Health care is a hard problem. No matter what your politics, it’s an undeniable fact that American families pay a lot for health care, and efforts to reduce costs are often complicated by trade-offs that are unacceptable for many people. So when an opportunity comes along to quickly bring those costs down without sacrificing innovation or quality of care, policy makers should sit up and take notice. Thankfully, as new ILR research shows, Congress has just such an opportunity.
The federal False Claims Act (FCA) is the government’s primary weapon against fraud, but it’s being wielded in a highly disproportionate way against health care providers. Health care costs made up about 24 percent of federal spending in 2021, but nearly 90 percent of dollars recovered under the FCA were generated by FCA lawsuits targeting the health care industry. Overzealous FCA enforcement, an $11,803 minimum penalty per violation, and an option for private plaintiffs to bring FCA lawsuits are all combining to add a huge cost burden to the American health care system, at a time when families are struggling with historic inflation and shortages. That combination can also pose a devastating litigation risk to rural physician practices, nonprofit hospitals, and other providers that may not have sufficient compliance staff to avoid lawsuits or the funds to defend against them. However, straightforward legislative changes can fix this FCA problem and reduce the excess cost pressure in the system.
ILR Briefly: Fixing the FCA Health Care Problem unveils the data behind the disproportionate targeting of the health care industry by enforcement officials and private plaintiffs under the FCA. Jaw-dropping prices for major surgeries and rare drugs may get all the headlines, but most individual bills in the health care system are relatively small – a few dollars for a common prescription, $40 for a lab test, $120 for an office visit, etc. However, if a health care provider is found liable for a violation of the FCA (say by incorrectly filling out a box on a claim form), they will be on the hook for triple damages plus a mandatory per-violation penalty ranging from $11,803 to $23,607. And those penalties add up fast.

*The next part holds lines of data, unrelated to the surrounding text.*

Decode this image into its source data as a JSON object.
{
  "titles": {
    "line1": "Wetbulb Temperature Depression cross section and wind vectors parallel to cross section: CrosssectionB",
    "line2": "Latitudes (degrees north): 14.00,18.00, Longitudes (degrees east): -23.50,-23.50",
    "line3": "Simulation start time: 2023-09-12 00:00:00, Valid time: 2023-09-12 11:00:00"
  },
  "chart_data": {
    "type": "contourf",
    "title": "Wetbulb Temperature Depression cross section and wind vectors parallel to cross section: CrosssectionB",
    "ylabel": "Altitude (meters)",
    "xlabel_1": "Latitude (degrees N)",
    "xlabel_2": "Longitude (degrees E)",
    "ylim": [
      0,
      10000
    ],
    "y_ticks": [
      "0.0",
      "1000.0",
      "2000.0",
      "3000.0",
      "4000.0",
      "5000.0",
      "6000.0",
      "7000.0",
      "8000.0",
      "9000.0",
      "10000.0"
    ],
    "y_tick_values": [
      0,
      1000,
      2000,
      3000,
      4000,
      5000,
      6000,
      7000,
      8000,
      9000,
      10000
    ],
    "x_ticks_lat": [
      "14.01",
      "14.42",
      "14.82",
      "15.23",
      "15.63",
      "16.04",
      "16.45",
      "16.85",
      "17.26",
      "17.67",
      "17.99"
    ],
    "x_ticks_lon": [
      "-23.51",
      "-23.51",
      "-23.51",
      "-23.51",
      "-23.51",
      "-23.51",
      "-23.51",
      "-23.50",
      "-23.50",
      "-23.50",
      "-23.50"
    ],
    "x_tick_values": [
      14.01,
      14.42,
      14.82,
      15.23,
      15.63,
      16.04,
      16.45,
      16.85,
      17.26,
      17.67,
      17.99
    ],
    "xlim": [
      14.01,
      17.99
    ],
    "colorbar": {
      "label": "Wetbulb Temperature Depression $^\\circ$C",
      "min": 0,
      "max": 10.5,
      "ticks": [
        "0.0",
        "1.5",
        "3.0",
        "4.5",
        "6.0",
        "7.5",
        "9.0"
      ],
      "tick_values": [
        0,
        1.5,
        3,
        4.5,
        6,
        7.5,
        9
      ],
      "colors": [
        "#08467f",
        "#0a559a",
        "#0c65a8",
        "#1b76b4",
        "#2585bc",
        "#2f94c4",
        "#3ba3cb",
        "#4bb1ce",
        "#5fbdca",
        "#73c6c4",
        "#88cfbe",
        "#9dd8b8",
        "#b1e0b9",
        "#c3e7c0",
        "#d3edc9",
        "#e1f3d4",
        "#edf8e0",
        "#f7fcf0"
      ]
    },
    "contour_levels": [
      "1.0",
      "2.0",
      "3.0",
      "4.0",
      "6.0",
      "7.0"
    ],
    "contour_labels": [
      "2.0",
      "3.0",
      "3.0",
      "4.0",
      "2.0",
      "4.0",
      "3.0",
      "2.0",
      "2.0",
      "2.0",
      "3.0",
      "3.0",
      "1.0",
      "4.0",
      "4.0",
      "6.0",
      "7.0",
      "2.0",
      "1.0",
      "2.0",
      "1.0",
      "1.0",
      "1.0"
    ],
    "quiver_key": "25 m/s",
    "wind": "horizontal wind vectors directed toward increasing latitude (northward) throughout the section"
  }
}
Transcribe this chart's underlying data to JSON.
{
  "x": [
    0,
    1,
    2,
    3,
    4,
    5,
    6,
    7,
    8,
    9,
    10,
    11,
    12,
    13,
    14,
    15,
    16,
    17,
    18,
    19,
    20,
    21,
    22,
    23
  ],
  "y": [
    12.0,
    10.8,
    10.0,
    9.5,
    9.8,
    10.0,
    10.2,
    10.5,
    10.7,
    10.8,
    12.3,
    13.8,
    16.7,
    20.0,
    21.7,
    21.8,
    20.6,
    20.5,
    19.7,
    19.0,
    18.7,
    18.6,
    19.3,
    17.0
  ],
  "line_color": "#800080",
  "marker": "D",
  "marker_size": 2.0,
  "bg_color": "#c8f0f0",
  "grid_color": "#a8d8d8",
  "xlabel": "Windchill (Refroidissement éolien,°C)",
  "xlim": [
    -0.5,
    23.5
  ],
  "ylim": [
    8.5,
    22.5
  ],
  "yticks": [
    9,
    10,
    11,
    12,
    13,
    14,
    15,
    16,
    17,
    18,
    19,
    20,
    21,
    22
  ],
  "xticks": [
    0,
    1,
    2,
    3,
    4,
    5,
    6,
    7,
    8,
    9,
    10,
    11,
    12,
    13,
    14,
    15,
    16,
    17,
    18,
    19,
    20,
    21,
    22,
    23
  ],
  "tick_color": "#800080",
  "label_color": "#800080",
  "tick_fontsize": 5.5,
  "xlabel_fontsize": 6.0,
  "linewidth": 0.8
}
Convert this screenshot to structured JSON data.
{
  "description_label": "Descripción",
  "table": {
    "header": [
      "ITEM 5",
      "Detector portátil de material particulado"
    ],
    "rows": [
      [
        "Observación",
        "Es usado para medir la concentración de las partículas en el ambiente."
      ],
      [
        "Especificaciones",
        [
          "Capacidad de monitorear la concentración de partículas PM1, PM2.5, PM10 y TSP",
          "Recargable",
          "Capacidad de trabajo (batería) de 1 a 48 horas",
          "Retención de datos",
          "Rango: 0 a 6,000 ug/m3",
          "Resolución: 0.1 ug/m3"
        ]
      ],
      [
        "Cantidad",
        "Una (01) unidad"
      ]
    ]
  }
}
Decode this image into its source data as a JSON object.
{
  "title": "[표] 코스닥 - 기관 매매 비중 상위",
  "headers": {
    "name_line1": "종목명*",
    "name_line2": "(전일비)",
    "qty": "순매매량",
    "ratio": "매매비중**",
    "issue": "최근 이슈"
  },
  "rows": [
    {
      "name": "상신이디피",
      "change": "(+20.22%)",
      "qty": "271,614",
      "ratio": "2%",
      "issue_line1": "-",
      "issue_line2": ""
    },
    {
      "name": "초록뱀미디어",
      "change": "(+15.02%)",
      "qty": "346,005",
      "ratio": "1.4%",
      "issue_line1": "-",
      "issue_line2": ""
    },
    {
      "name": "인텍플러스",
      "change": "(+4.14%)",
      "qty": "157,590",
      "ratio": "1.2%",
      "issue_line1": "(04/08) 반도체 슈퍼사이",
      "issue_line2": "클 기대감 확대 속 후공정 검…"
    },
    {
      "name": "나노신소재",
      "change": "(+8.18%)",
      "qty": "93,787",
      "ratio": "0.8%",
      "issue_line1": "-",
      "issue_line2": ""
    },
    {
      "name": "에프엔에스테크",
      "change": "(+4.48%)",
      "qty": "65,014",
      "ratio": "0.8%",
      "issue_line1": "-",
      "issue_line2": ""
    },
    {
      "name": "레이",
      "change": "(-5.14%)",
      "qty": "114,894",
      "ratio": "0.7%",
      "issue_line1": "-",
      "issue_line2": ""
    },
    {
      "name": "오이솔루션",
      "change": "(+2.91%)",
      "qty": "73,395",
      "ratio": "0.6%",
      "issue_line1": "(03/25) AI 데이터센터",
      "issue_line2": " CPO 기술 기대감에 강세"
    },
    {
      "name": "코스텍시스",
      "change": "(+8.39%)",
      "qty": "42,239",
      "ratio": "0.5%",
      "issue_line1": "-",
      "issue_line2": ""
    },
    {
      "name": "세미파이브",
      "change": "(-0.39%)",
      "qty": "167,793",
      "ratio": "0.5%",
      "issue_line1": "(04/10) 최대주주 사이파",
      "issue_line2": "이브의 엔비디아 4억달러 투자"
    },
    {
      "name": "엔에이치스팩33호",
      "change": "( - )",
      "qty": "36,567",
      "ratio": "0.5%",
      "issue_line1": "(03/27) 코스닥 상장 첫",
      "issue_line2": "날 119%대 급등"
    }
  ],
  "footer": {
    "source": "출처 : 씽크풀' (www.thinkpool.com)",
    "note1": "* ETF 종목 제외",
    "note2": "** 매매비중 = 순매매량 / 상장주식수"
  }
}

Here’s a real-world example from the paper. In a 2021 ruling in U.S. ex rel. Yates v. Pinellas Hematology & Oncology, a jury found the medical facility liable for 214 violations of the FCA linked to a repeated error in paperwork they filed for Medicare reimbursement over a period of several months. Altogether, the jury found that this resulted in less than $4 in actual damages to the government for each error, for total damages of $755.54. But under the FCA, the court was obliged to tack on $1,177,000 in mandatory civil penalties, or $5,500 for each violation (the mandatory per-claim minimum at the time the errors took place). Multiply the profound level of liability risk this represents across every federally-reimbursed medical service and every medical care provider in the country … and it’s not a pretty picture.
But let’s back up for a moment – how did we get here? Overzealous government enforcement is a big piece of the puzzle, but the FCA also contains a “qui tam” provision, which allows private citizens (known as qui tam relators) to file FCA lawsuits on behalf of the government for alleged violations of the statute, in return for a significant percentage of any recoveries. Unlike the government, these relators usually don’t have public policy aims at heart—they often act as bounty hunters, out to make a profit wherever they can. And in their eyes, the combination of mandatory per-violation FCA penalties and the health care industry’s bevy of individual claims on government funding offer an attractive opportunity. The Yates example cited above was a qui tam lawsuit.
Qui tam relators are a huge driver of the imbalance between the amount government actually spends on health care and the intensive targeting of the industry under the FCA. In fact, in every year since 1998, relators have filed more FCA lawsuits against the health care industry than the government has. According to ILR’s paper, penalties resulting from these suits can “have devastating effects” on nonprofit health care providers, especially when those providers are small rural hospitals without sufficient staff trained in compliance. As ILR’s paper says, Medicare and Medicaid rules “are notoriously complex, and if a hospital makes even one small error consistently, the hospital can easily incur millions of dollars’ worth of mandatory penalties.” The net result is that small health care providers are disproportionately vulnerable to existentially damaging fees, with qui tam relators and their lawyers standing to benefit.
But it doesn’t have to be this way. As spelled out in detail in ILR’s research, Congress should amend the FCA to right-size the mandatory penalty provision, so that violations resulting in less than $5,000 in damages are punished with a civil penalty no larger than the actual damage amount. The FCA violator would still pay triple damages, but the additional civil penalty would no longer be totally disproportionate to the harm created by a small-dollar violation. In other words, an FCA violator who created $100 in damages would pay at most $400 to the government (the amount of the damage itself plus triple damages), rather than the minimum $12,103 they would pay under the current system (triple damages plus the $11,803 mandatory minimum penalty).
Making this change would empower the FCA to perform its legitimate anti-fraud function while ensuring the mandatory penalties aren’t out of balance with the policy outcomes the FCA is meant to achieve.
Fraud against the government wastes money and raises costs for everyone—but so do outsized penalties against overburdened service providers. Congress should apply the suggested reforms and reduce this massive cost multiplier on the American health care system.